The decision of the Supreme Court of New South Wales in Bondi Beachside Pty Ltd v Chief Commissioner of State Revenue [2013] NSWSC 21 is a timely reminder of the need to obtain specialist stamp duty advice even in the face of the impending abolition of mortgage duty in New South Wales from 30 June 2013 (assuming that abolition is not again deferred).

The facts

The case was primarily concerned with the question of whether the extension of the termination date of a financing arrangement, commonly referred to as a “deferred note purchase arrangement” (and which was employed prior to major changes being made to the Duties Act 1997 (NSW) (Duties Act) which took effect from 1 July 2009) amounted to a forbearance to require the payment of money owing under section 206(a)(iii) of the Duties Act. If it did, mortgage duty would be required to be assessed at the time of the extension on the basis that the forbearance was an “advance” within the meaning of the Duties Act.

Under the deferred note purchase arrangement, the financier provided financial accommodation to a company via an agreement to defer the payment of the purchase price for a debt instrument issued by its wholly-owned subsidiary. Security for the unpaid purchase price was granted to the financier by the company and its wholly-owned subsidiary. As the security did not at the time of execution secure an “advance”, only nominal mortgage duty was payable.

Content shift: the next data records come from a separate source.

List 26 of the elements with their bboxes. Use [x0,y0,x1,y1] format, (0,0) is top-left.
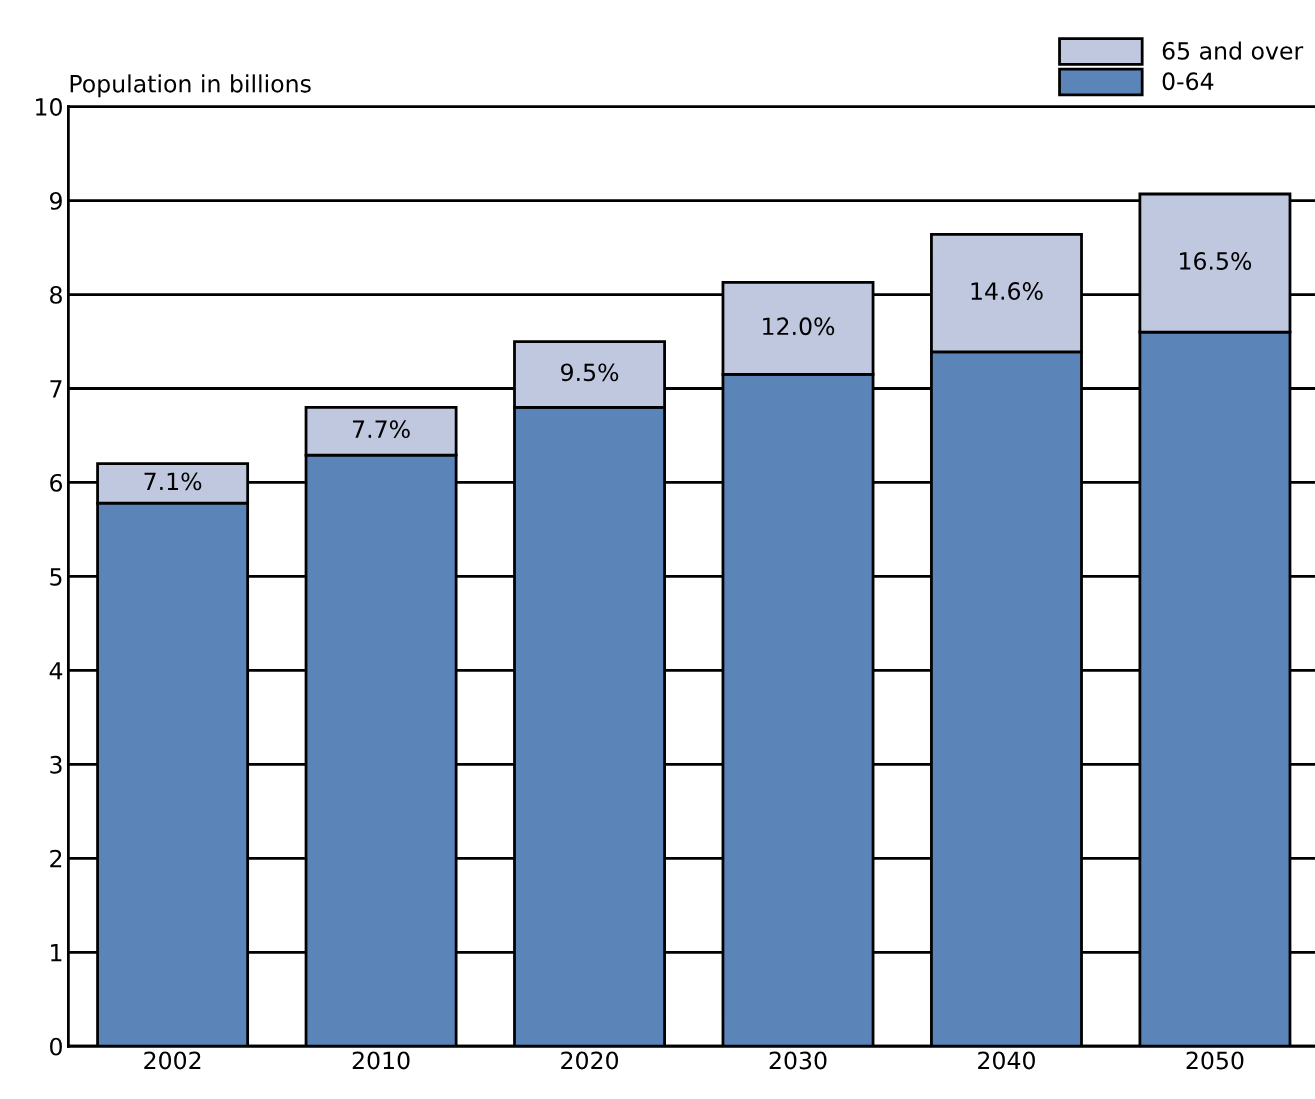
annotation: 14.6% [971,282,1043,300]
x-tick-label: 2002 [144,1051,201,1070]
y-tick-label: 10 [36,98,62,116]
x-tick-label: 2020 [561,1051,619,1070]
y-tick-label: 5 [50,568,62,586]
y-tick-label: 8 [50,285,62,304]
y-tick-label: 7 [50,380,62,398]
y-tick-label: 1 [51,944,62,962]
annotation: 12.0% [763,317,835,336]
y-tick-label: 0 [50,1037,62,1056]
y-axis-title: Population in billions [70,74,311,98]
annotation: 7.1% [144,472,202,491]
annotation: 7.7% [353,420,410,439]
legend-label: 0-64 [1162,72,1214,91]
y-tick-label: 6 [50,473,63,492]
y-tick-label: 2 [50,849,62,868]
y-tick-label: 4 [49,662,63,680]
y-tick-label: 9 [49,192,62,210]
x-tick-label: 2050 [1186,1051,1244,1070]
y-tick-label: 3 [50,755,62,774]
x-tick-label: 2030 [769,1051,827,1070]
legend-label: 65 and over [1162,41,1304,60]
x-tick-label: 2040 [978,1051,1035,1070]
x-tick-label: 2010 [352,1051,410,1070]
annotation: 16.5% [1180,252,1252,270]
annotation: 9.5% [561,363,619,382]
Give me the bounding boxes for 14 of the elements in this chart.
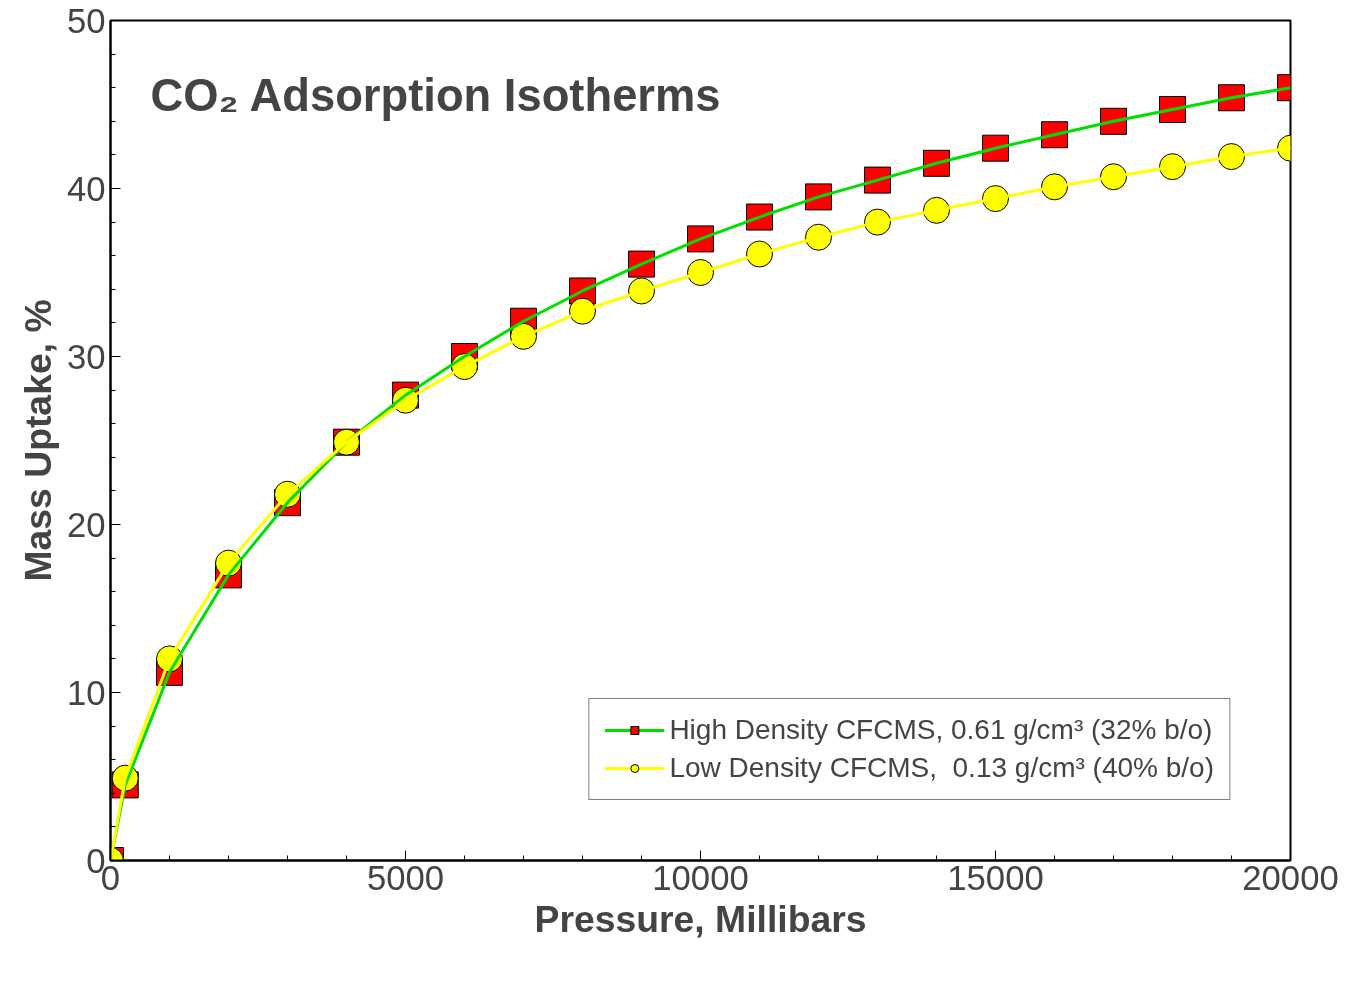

However, the termination date of the arrangement (ie. the date on which the unpaid purchase price was required to be paid in full) was extended on a number of occasions. The question for determination by the Supreme Court was whether such extensions were a “forbearance to require the payment of money owing on any account whatever” so as to fall within the definition of “advance” under the Duties Act. Gzell J agreed with the submissions of the Chief Commissioner and found that the extension of time for payment constituted an advance by way of forbearance. As a result, the existing securities now secured an advance and would be liable to mortgage duty.

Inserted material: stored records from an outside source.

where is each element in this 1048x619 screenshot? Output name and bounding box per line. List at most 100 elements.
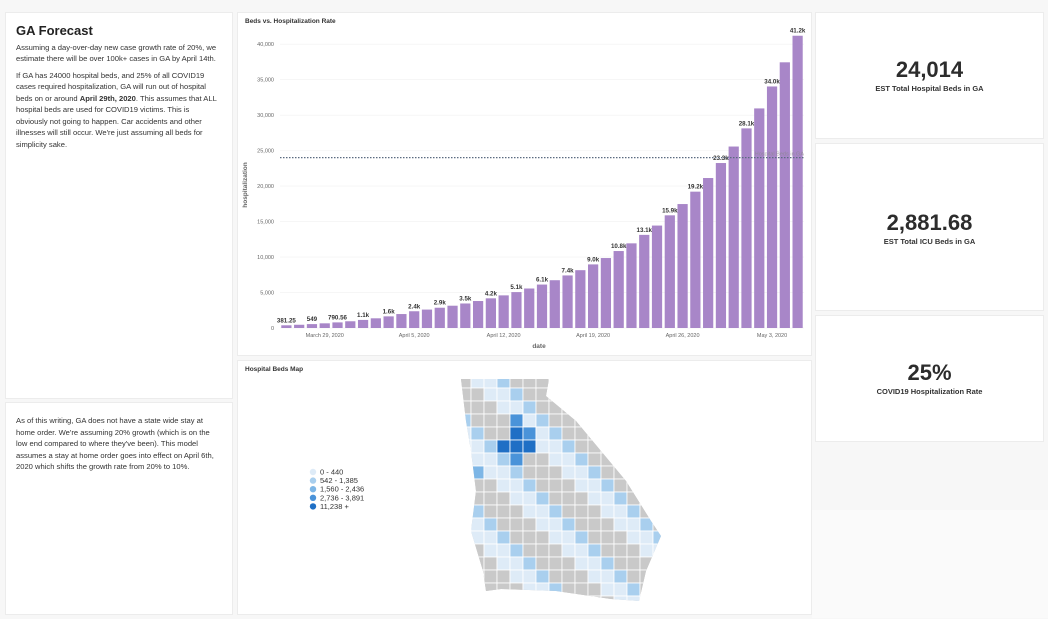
value-label: 5.1k: [510, 284, 523, 291]
county: [535, 379, 550, 389]
county: [574, 478, 589, 493]
county: [600, 452, 615, 467]
county: [509, 556, 524, 571]
background: [812, 510, 1048, 618]
y-tick-label: 10,000: [257, 255, 274, 261]
county: [626, 569, 641, 584]
county: [548, 379, 563, 389]
county: [574, 400, 589, 415]
county: [496, 517, 511, 532]
county: [666, 531, 679, 544]
county: [461, 582, 472, 597]
county: [470, 582, 485, 597]
value-label: 23.3k: [713, 155, 729, 162]
county: [496, 439, 511, 454]
county: [666, 440, 679, 453]
county: [626, 387, 641, 402]
county: [470, 387, 485, 402]
county: [509, 439, 524, 454]
county: [666, 505, 679, 518]
county: [574, 582, 589, 597]
x-tick-label: March 29, 2020: [306, 333, 344, 339]
county: [535, 569, 550, 584]
bar: [498, 295, 509, 328]
value-label: 6.1k: [536, 277, 549, 284]
county: [535, 413, 550, 428]
county: [600, 504, 615, 519]
county: [574, 517, 589, 532]
county: [587, 582, 602, 597]
county: [626, 465, 641, 480]
bar: [434, 307, 445, 328]
county: [470, 530, 485, 545]
bar: [626, 243, 637, 328]
county: [587, 478, 602, 493]
county: [509, 452, 524, 467]
bar: [319, 323, 330, 328]
county: [535, 452, 550, 467]
county: [587, 517, 602, 532]
county: [496, 426, 511, 441]
county: [470, 379, 485, 389]
county: [548, 439, 563, 454]
county: [561, 582, 576, 597]
bar: [383, 316, 394, 328]
county: [535, 504, 550, 519]
county: [626, 491, 641, 506]
county: [613, 517, 628, 532]
bar: [472, 301, 484, 328]
county: [600, 439, 615, 454]
county: [613, 387, 628, 402]
county: [652, 517, 661, 532]
county: [652, 569, 661, 584]
county: [574, 491, 589, 506]
county: [574, 413, 589, 428]
county: [483, 543, 498, 558]
county: [652, 582, 661, 597]
county: [626, 582, 641, 597]
county: [548, 387, 563, 402]
county: [509, 504, 524, 519]
value-label: 9.0k: [587, 256, 600, 263]
county: [548, 530, 563, 545]
kpi-card: 25% COVID19 Hospitalization Rate: [815, 315, 1044, 442]
county: [483, 400, 498, 415]
paragraph: Assuming a day-over-day new case growth …: [16, 42, 217, 64]
x-tick-label: April 26, 2020: [666, 333, 700, 339]
county: [613, 465, 628, 480]
county: [639, 582, 654, 597]
county: [652, 491, 661, 506]
bar: [779, 62, 790, 328]
county: [561, 504, 576, 519]
county: [600, 569, 615, 584]
county: [652, 452, 661, 467]
y-tick-label: 35,000: [257, 78, 274, 84]
county: [483, 595, 498, 601]
county: [613, 439, 628, 454]
bar: [562, 275, 573, 328]
county: [639, 400, 654, 415]
county: [574, 439, 589, 454]
county: [483, 569, 498, 584]
value-label: 28.1k: [739, 120, 755, 127]
bar: [357, 319, 369, 328]
county: [600, 387, 615, 402]
bar: [575, 270, 586, 328]
county: [587, 530, 602, 545]
text: If GA has 24000 hospital beds, and 25% o…: [16, 70, 206, 103]
bar: [281, 325, 292, 328]
county: [639, 504, 654, 519]
county: [574, 569, 589, 584]
bar: [639, 234, 650, 328]
county: [483, 379, 498, 389]
county: [600, 379, 615, 389]
county: [483, 452, 498, 467]
county: [666, 570, 679, 583]
y-tick-label: 25,000: [257, 149, 274, 155]
county: [522, 413, 537, 428]
value-label: 790.56: [328, 314, 347, 321]
county: [666, 479, 679, 492]
county: [509, 426, 524, 441]
county: [587, 569, 602, 584]
county: [522, 582, 537, 597]
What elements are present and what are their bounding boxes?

Implications for financiers and borrowers

Financers and borrowers that have deferred note purchase financing arrangements in place should be aware of this decision and take stock of whether any past variation to the arrangements may have triggered a liability to mortgage duty. If it has, and the correct amount of mortgage duty has not been paid, there may be expected to be difficulties with the enforceability of the security until such time as the duty is paid. Further, the decision highlights the need to obtain specialist stamp duty advice when amending complex financing arrangements or granting further security for existing transactions.

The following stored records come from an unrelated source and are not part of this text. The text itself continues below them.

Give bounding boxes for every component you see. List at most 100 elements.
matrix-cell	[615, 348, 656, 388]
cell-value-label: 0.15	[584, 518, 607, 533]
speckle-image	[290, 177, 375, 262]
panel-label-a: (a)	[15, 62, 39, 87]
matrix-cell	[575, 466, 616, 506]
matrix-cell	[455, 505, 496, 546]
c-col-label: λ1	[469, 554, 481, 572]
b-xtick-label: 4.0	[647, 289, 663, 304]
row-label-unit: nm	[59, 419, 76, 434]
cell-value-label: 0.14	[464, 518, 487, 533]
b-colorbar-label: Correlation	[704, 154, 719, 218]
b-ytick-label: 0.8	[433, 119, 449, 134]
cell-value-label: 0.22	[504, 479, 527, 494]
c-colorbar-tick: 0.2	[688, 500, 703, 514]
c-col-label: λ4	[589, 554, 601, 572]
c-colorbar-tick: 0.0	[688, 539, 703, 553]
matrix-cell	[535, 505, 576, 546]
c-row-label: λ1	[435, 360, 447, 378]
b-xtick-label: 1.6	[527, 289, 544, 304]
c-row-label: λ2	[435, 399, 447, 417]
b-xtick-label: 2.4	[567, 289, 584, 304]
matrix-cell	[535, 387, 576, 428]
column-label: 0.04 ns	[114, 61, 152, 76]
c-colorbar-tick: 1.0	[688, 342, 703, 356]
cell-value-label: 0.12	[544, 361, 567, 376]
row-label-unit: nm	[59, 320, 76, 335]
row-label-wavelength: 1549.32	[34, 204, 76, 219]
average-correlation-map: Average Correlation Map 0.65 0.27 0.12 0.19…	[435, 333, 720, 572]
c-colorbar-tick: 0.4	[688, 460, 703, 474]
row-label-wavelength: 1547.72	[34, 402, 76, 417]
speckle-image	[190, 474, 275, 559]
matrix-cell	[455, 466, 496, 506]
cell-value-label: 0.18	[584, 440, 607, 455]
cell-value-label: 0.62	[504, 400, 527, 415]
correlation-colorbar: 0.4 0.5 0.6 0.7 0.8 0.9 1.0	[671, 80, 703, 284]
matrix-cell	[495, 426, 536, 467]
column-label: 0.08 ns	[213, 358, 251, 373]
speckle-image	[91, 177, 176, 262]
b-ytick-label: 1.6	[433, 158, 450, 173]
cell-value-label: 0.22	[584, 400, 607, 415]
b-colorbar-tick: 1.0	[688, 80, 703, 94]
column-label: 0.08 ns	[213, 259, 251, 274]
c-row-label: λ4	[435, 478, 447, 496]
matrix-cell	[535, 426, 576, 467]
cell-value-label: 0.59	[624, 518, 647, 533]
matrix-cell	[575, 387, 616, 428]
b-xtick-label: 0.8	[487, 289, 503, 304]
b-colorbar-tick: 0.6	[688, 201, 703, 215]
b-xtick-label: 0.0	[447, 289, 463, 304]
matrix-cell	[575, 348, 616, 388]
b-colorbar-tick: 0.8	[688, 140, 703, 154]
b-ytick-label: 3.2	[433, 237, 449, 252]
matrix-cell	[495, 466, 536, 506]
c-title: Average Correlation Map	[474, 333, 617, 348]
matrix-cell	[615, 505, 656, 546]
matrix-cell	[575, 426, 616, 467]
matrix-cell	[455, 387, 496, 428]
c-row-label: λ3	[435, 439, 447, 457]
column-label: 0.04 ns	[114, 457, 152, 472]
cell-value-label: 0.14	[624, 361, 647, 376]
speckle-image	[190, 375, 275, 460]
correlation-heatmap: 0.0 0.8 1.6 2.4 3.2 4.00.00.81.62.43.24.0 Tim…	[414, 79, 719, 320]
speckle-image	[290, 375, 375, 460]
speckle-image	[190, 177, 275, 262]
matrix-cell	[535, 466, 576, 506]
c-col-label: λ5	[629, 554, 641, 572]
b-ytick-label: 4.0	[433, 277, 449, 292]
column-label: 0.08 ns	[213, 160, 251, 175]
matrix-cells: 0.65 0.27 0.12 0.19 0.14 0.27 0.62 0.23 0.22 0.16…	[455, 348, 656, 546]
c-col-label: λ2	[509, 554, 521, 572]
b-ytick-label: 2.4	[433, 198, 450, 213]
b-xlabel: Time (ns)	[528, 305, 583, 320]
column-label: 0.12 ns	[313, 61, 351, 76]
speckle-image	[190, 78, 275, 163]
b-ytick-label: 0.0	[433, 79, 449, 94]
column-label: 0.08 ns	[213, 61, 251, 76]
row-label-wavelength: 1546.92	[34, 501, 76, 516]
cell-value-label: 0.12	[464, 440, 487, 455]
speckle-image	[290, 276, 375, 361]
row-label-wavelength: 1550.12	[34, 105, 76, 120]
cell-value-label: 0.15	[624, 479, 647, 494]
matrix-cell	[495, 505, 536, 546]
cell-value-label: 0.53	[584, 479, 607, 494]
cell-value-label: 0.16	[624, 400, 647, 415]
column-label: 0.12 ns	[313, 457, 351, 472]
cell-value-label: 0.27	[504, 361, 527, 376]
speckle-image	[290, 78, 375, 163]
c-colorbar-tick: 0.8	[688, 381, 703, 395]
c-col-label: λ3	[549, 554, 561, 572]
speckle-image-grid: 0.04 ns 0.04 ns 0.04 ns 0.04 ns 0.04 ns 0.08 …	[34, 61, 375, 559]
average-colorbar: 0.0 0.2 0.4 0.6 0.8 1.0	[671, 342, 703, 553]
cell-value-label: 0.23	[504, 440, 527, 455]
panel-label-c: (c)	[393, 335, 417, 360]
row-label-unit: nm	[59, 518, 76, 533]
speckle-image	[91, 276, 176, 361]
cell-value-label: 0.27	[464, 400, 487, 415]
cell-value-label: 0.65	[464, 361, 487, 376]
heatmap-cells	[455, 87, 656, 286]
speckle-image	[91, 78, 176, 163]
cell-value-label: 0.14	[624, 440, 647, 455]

Abolition of NSW mortgage duty

New South Wales is the only State or Territory that currently imposes mortgage duty but this is due to be abolished on and from 1 July 2013 (assuming there is no further deferral of the abolition). The Duties Act has a number of transitional provisions concerning the abolition of which note should be taken in relation to any secured financings that may straddle the abolition date. Importantly, mortgage duty will continue to apply to mortgages first executed before 1 July 2013. However, no additional mortgage duty will apply in respect of an advance or further advances made after that date.